On Reflection Radar Theory 101

From the post "Turning With The Rest Of Us"  and "More Bending Of Light" both dated 13 Aug 2015,  when

$\theta_1-\alpha\lt0$

For $\mu_2\lt\mu_1$,

$\alpha_{2s}\gt-180^o+\alpha$

and $\mu_2\gt\mu_1$,

$\alpha_{2s}\lt-180^o+\alpha$

The reflected ray, $\alpha_{2s}$ can be steered by changing $\mu_2$,

$tan(\theta_2-\alpha_{2s})=\cfrac{\mu_2}{\mu_1}tan(\theta_1-\alpha)$

$\alpha_{2s}$ being reflected by rotating $-180^o$.

$\theta_1=\theta_2$

$tan(\theta_1-\alpha_{2s})=\cfrac{\mu_2}{\mu_1}tan(\theta_1-\alpha)$

This is important in the case of $EMW$ where a reflector opposite to an emitting source focuses the radiation behind the source.

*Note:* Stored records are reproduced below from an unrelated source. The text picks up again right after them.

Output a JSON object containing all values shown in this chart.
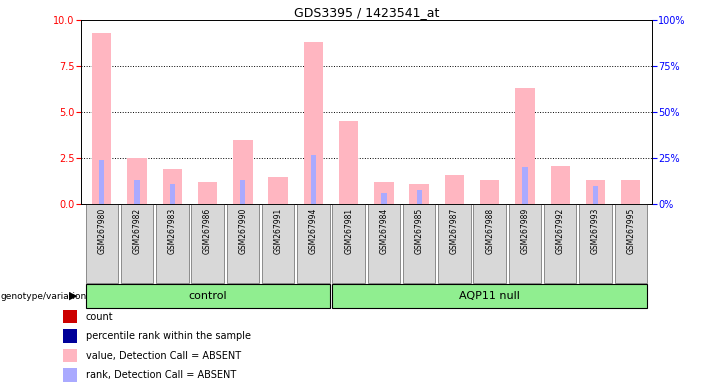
{
  "title": "GDS3395 / 1423541_at",
  "samples": [
    "GSM267980",
    "GSM267982",
    "GSM267983",
    "GSM267986",
    "GSM267990",
    "GSM267991",
    "GSM267994",
    "GSM267981",
    "GSM267984",
    "GSM267985",
    "GSM267987",
    "GSM267988",
    "GSM267989",
    "GSM267992",
    "GSM267993",
    "GSM267995"
  ],
  "groups": [
    "control",
    "control",
    "control",
    "control",
    "control",
    "control",
    "control",
    "AQP11 null",
    "AQP11 null",
    "AQP11 null",
    "AQP11 null",
    "AQP11 null",
    "AQP11 null",
    "AQP11 null",
    "AQP11 null",
    "AQP11 null"
  ],
  "value_absent": [
    9.3,
    2.5,
    1.9,
    1.2,
    3.5,
    1.5,
    8.8,
    4.5,
    1.2,
    1.1,
    1.6,
    1.3,
    6.3,
    2.1,
    1.3,
    1.3
  ],
  "rank_absent": [
    2.4,
    1.3,
    1.1,
    0.0,
    1.3,
    0.0,
    2.7,
    0.0,
    0.6,
    0.8,
    0.0,
    0.0,
    2.0,
    0.0,
    1.0,
    0.0
  ],
  "count": [
    0.0,
    0.0,
    0.0,
    0.0,
    0.0,
    0.0,
    0.0,
    0.0,
    0.0,
    0.0,
    0.0,
    0.0,
    0.0,
    0.0,
    0.0,
    0.0
  ],
  "pct_rank": [
    0.0,
    0.0,
    0.0,
    0.0,
    0.0,
    0.0,
    0.0,
    0.0,
    0.0,
    0.0,
    0.0,
    0.0,
    0.0,
    0.0,
    0.0,
    0.0
  ],
  "ylim_left": [
    0,
    10
  ],
  "ylim_right": [
    0,
    100
  ],
  "yticks_left": [
    0,
    2.5,
    5,
    7.5,
    10
  ],
  "yticks_right": [
    0,
    25,
    50,
    75,
    100
  ],
  "color_count": "#cc0000",
  "color_pct_rank": "#000099",
  "color_value_absent": "#FFB6C1",
  "color_rank_absent": "#aaaaff",
  "bg_color": "#d8d8d8",
  "light_green": "#90EE90",
  "legend_items": [
    "count",
    "percentile rank within the sample",
    "value, Detection Call = ABSENT",
    "rank, Detection Call = ABSENT"
  ],
  "legend_colors": [
    "#cc0000",
    "#000099",
    "#FFB6C1",
    "#aaaaff"
  ]
}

In the case of a perfect conductor, $\alpha_{2p}$ does not exist as there cannot be magnetic fields inside the conductor.  $\alpha_{2p}$ is absorbed by the conductor; half of the energy in the wave is absorbed.  If $\theta$ is kept small, the vertical component of  the $E$ field is small compared to the horizontal component in the direction of travel of the radiation.  This horizontal component attenuates as the wave move into medium of varying $\varepsilon$; the vertical component remained unchanged.  $\theta$ should be kept large $\theta\to90^o$ as $\alpha_{2s}$ only depends on $\alpha$, $\mu_2$ and $\mu_1$, up to the range over which the horizontal component of $E$ attenuates completely.  As the wave attenuates, $\theta$ decreases and is more readily reflected given the incident angle $\alpha$.

Apart from keeping polarization high, $\Delta\theta$ dose not effect $\alpha_{2s}$, the reflected EMW.